Specialist teachers have such limited time with students—and so many students—that getting an overview of students’ learning becomes a perpetual challenge. My colleagues and I have been wondering how to get a better understanding of the students’ understanding, and looking for ways to consolidate and solidify the learning at the end of each class. At the same time, we have been having discussions about how to make parents more aware of the wonderful learning that happens in Music. After a lot of discussion, we came up with something that ticks ALL these criteria. And on top of that, the kids think it’s really fun! We call it “Music Reporters”.
In a nutshell, the students are responsible for capturing the learning that goes on during class and summing it up at the end. We put students on a rotation—four or five students in each class—and they will have a chance to be the “reporters”. I bought some neckties, scarves, and hats at the dollar store, and now I am thinking to fashion a media pass that the students could wear as well. This little bit will do a lot to help the children get into their role.
When I introduced the idea, we took time to discuss what learning looks like and made a list of questions that the reporters could ask students to find out what they are learning and to get deeper into their thinking. They took photos and videos to capture the action. (N.B. In the first weeks, students just took photos and videos of everything, so we had to stop and talk about being intentional and selective about what they capture.)
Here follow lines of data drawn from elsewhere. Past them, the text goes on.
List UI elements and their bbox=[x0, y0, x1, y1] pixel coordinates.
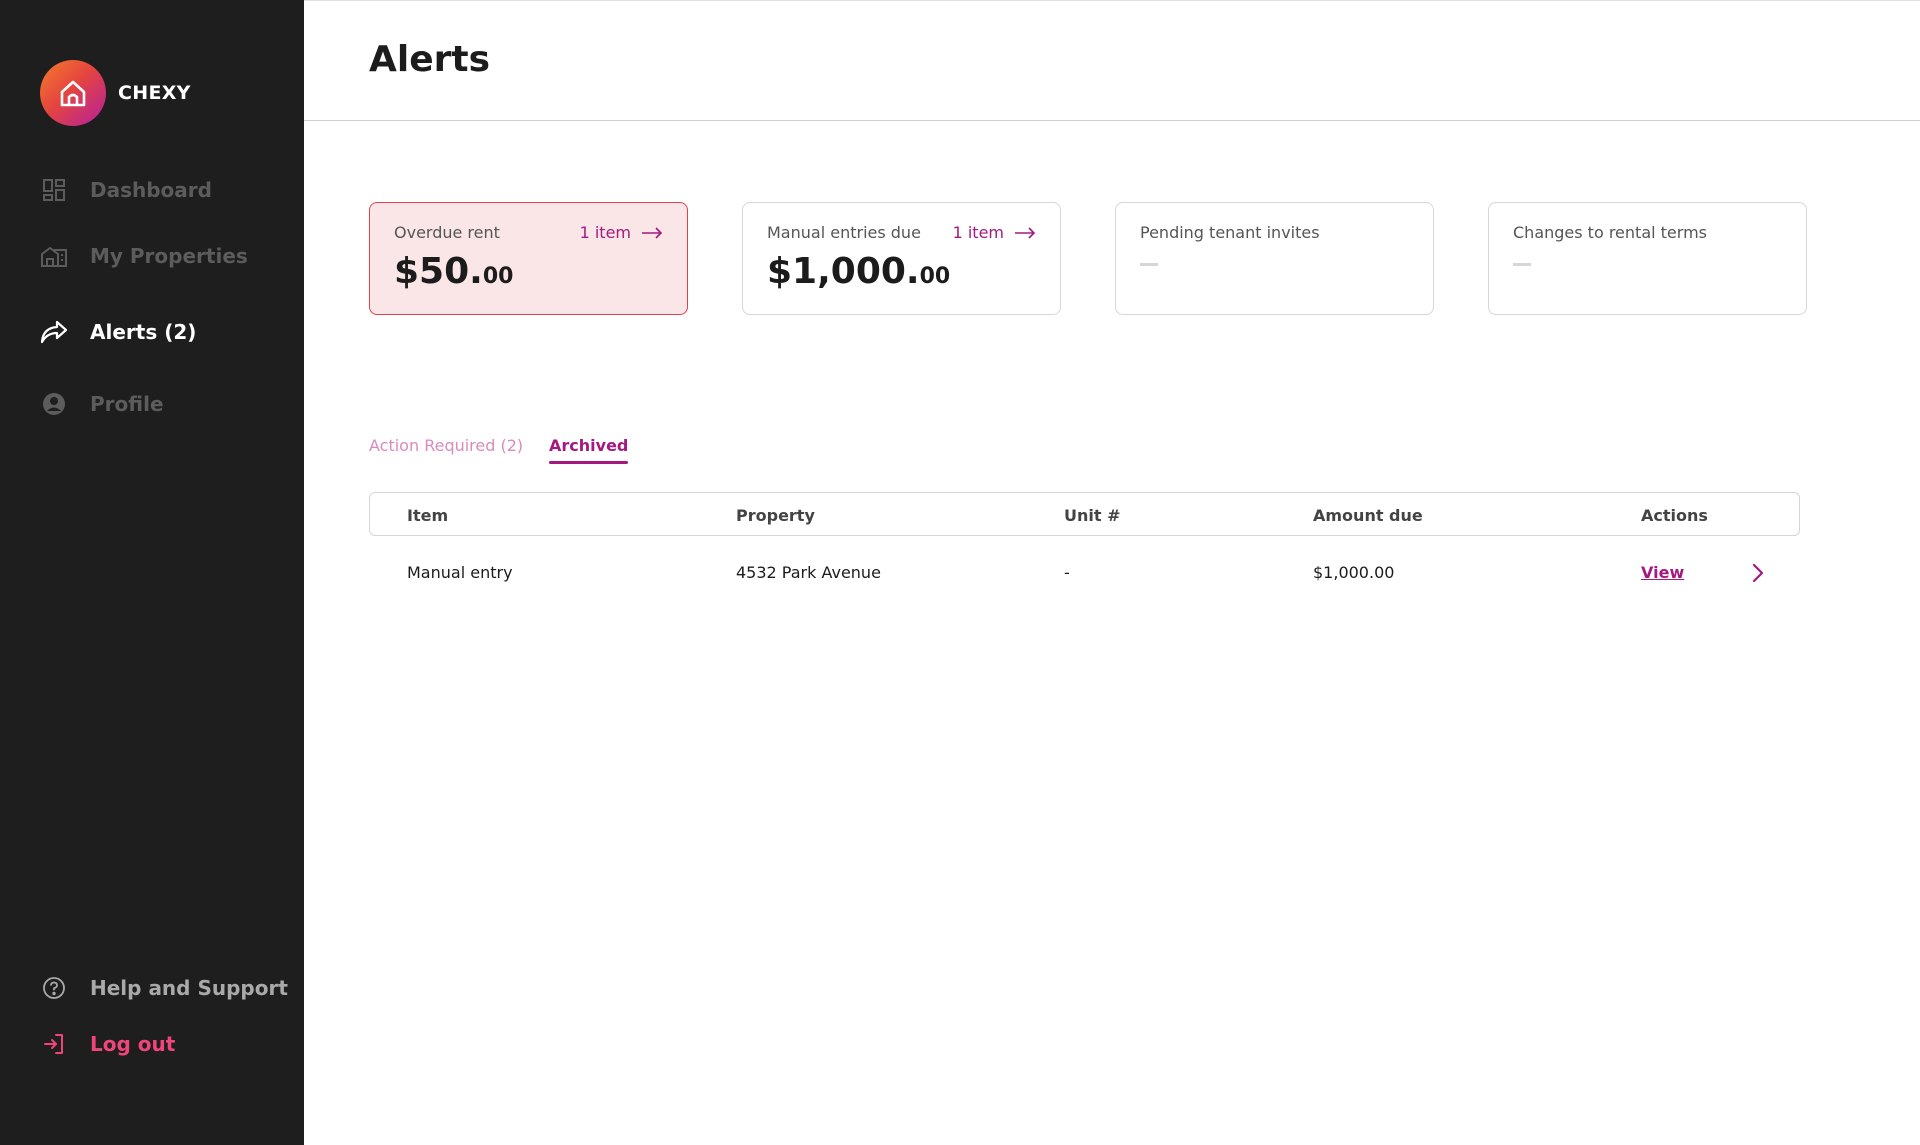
tab-archived[interactable]: Archived bbox=[549, 436, 629, 464]
table-header: Item Property Unit # Amount due Actions bbox=[369, 492, 1800, 536]
brand-name: CHEXY bbox=[118, 82, 191, 104]
amount-main: $1,000. bbox=[767, 251, 920, 292]
sidebar-item-my-properties[interactable]: My Properties bbox=[38, 240, 248, 272]
sidebar-item-label: Alerts (2) bbox=[90, 320, 197, 344]
manual-entries-card: Manual entries due 1 item $1,000.00 bbox=[742, 202, 1061, 315]
page-header: Alerts bbox=[304, 0, 1920, 121]
amount-cents: 00 bbox=[482, 264, 514, 289]
sidebar: CHEXY Dashboard My Properties Alerts (2) bbox=[0, 0, 304, 1145]
tab-label: Archived bbox=[549, 436, 629, 455]
card-label: Pending tenant invites bbox=[1140, 223, 1320, 242]
active-tab-indicator bbox=[549, 461, 629, 464]
logout-label: Log out bbox=[90, 1032, 176, 1056]
help-label: Help and Support bbox=[90, 976, 288, 1000]
chevron-right-icon[interactable] bbox=[1750, 562, 1766, 584]
amount-main: $50. bbox=[394, 251, 483, 292]
empty-value-dash bbox=[1513, 263, 1531, 266]
column-header-amount-due: Amount due bbox=[1313, 506, 1423, 525]
card-label: Overdue rent bbox=[394, 223, 500, 242]
card-amount: $1,000.00 bbox=[767, 251, 950, 292]
page-title: Alerts bbox=[369, 39, 491, 80]
cell-item: Manual entry bbox=[407, 563, 513, 582]
card-label: Changes to rental terms bbox=[1513, 223, 1707, 242]
sidebar-item-label: Dashboard bbox=[90, 178, 212, 202]
arrow-right-icon bbox=[642, 226, 663, 239]
cell-amount-due: $1,000.00 bbox=[1313, 563, 1395, 582]
help-and-support-link[interactable]: Help and Support bbox=[38, 972, 288, 1004]
manual-entries-items-link[interactable]: 1 item bbox=[953, 223, 1036, 242]
cell-unit: - bbox=[1064, 563, 1070, 582]
home-icon bbox=[40, 60, 106, 126]
rental-terms-changes-card: Changes to rental terms bbox=[1488, 202, 1807, 315]
sidebar-item-profile[interactable]: Profile bbox=[38, 388, 164, 420]
brand-logo[interactable]: CHEXY bbox=[40, 60, 191, 126]
tab-action-required[interactable]: Action Required (2) bbox=[369, 436, 523, 455]
card-link-label: 1 item bbox=[952, 223, 1004, 242]
column-header-actions: Actions bbox=[1641, 506, 1708, 525]
column-header-property: Property bbox=[736, 506, 815, 525]
arrow-right-icon bbox=[1015, 226, 1036, 239]
card-label: Manual entries due bbox=[767, 223, 921, 242]
cell-property: 4532 Park Avenue bbox=[736, 563, 881, 582]
logout-button[interactable]: Log out bbox=[38, 1028, 175, 1060]
building-icon bbox=[38, 240, 70, 272]
pending-tenant-invites-card: Pending tenant invites bbox=[1115, 202, 1434, 315]
user-icon bbox=[38, 388, 70, 420]
sidebar-item-label: My Properties bbox=[90, 244, 248, 268]
card-amount: $50.00 bbox=[394, 251, 513, 292]
share-arrow-icon bbox=[38, 316, 70, 348]
sidebar-item-dashboard[interactable]: Dashboard bbox=[38, 174, 212, 206]
empty-value-dash bbox=[1140, 263, 1158, 266]
help-icon bbox=[38, 972, 70, 1004]
logout-icon bbox=[38, 1028, 70, 1060]
dashboard-icon bbox=[38, 174, 70, 206]
overdue-rent-items-link[interactable]: 1 item bbox=[580, 223, 663, 242]
sidebar-item-alerts[interactable]: Alerts (2) bbox=[38, 316, 196, 348]
column-header-unit: Unit # bbox=[1064, 506, 1121, 525]
view-link[interactable]: View bbox=[1641, 563, 1684, 582]
amount-cents: 00 bbox=[919, 264, 951, 289]
sidebar-item-label: Profile bbox=[90, 392, 164, 416]
card-link-label: 1 item bbox=[579, 223, 631, 242]
overdue-rent-card: Overdue rent 1 item $50.00 bbox=[369, 202, 688, 315]
column-header-item: Item bbox=[407, 506, 449, 525]
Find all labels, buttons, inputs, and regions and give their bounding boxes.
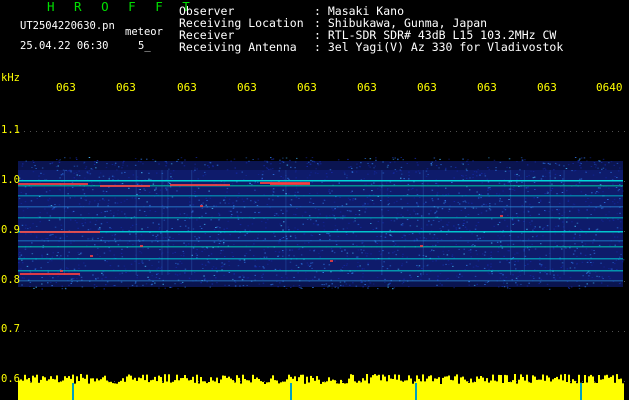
time-tick: 0640 <box>596 81 623 94</box>
time-tick: 063 <box>297 81 317 94</box>
spectrogram <box>18 131 625 400</box>
time-tick: 063 <box>56 81 76 94</box>
freq-tick: 1.0 <box>1 174 20 186</box>
antenna-label: Receiving Antenna <box>179 40 297 54</box>
freq-tick: 0.8 <box>1 274 20 286</box>
meteor-label: meteor <box>125 26 163 38</box>
power-profile <box>18 374 624 400</box>
time-tick: 063 <box>477 81 497 94</box>
app-brand: H R O F F T <box>47 0 196 14</box>
image-filename: UT2504220630.pn <box>20 20 115 32</box>
freq-tick: 1.1 <box>1 124 20 136</box>
hrofft-window: H R O F F T UT2504220630.pn meteor 25.04… <box>0 0 629 400</box>
time-tick: 063 <box>357 81 377 94</box>
time-tick: 063 <box>177 81 197 94</box>
observation-datetime: 25.04.22 06:30 <box>20 40 109 52</box>
time-tick: 063 <box>116 81 136 94</box>
freq-tick: 0.6 <box>1 373 20 385</box>
time-tick: 063 <box>537 81 557 94</box>
freq-tick: 0.7 <box>1 323 20 335</box>
noise-field <box>18 157 625 290</box>
meteor-count: 5_ <box>138 40 151 52</box>
freq-tick: 0.9 <box>1 224 20 236</box>
antenna-value: : 3el Yagi(V) Az 330 for Vladivostok <box>314 40 564 54</box>
frequency-unit-label: kHz <box>1 72 20 84</box>
time-tick: 063 <box>237 81 257 94</box>
time-tick: 063 <box>417 81 437 94</box>
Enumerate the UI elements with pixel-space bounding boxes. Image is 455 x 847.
We reserved some time at the end of class for the reporters to share what they found. The intention, then, is that we can do a brief write-up as a class of what learning took place that week. This can be shared with the parents on our class blog.
Here is the consolidated list of the questions our reporters wanted to ask in order to find out more about what the students and thinking and learning. These could be great prompts for metacognition and reflection in any subject area. We have them on the wall by our reporter accessories.
The reporters loved their special role, and the other students loved being interviewed! This was great for metacognition, as the reporters were thinking differently, and the other students were stopping to think more carefully about how they described their experiences. And with the students summing everything up at the end of class, I can more easily identify student misconceptions or tangential inquiries. I think this has a lot of potential!
What are your strategies for getting a picture of your students’ deeper thinking?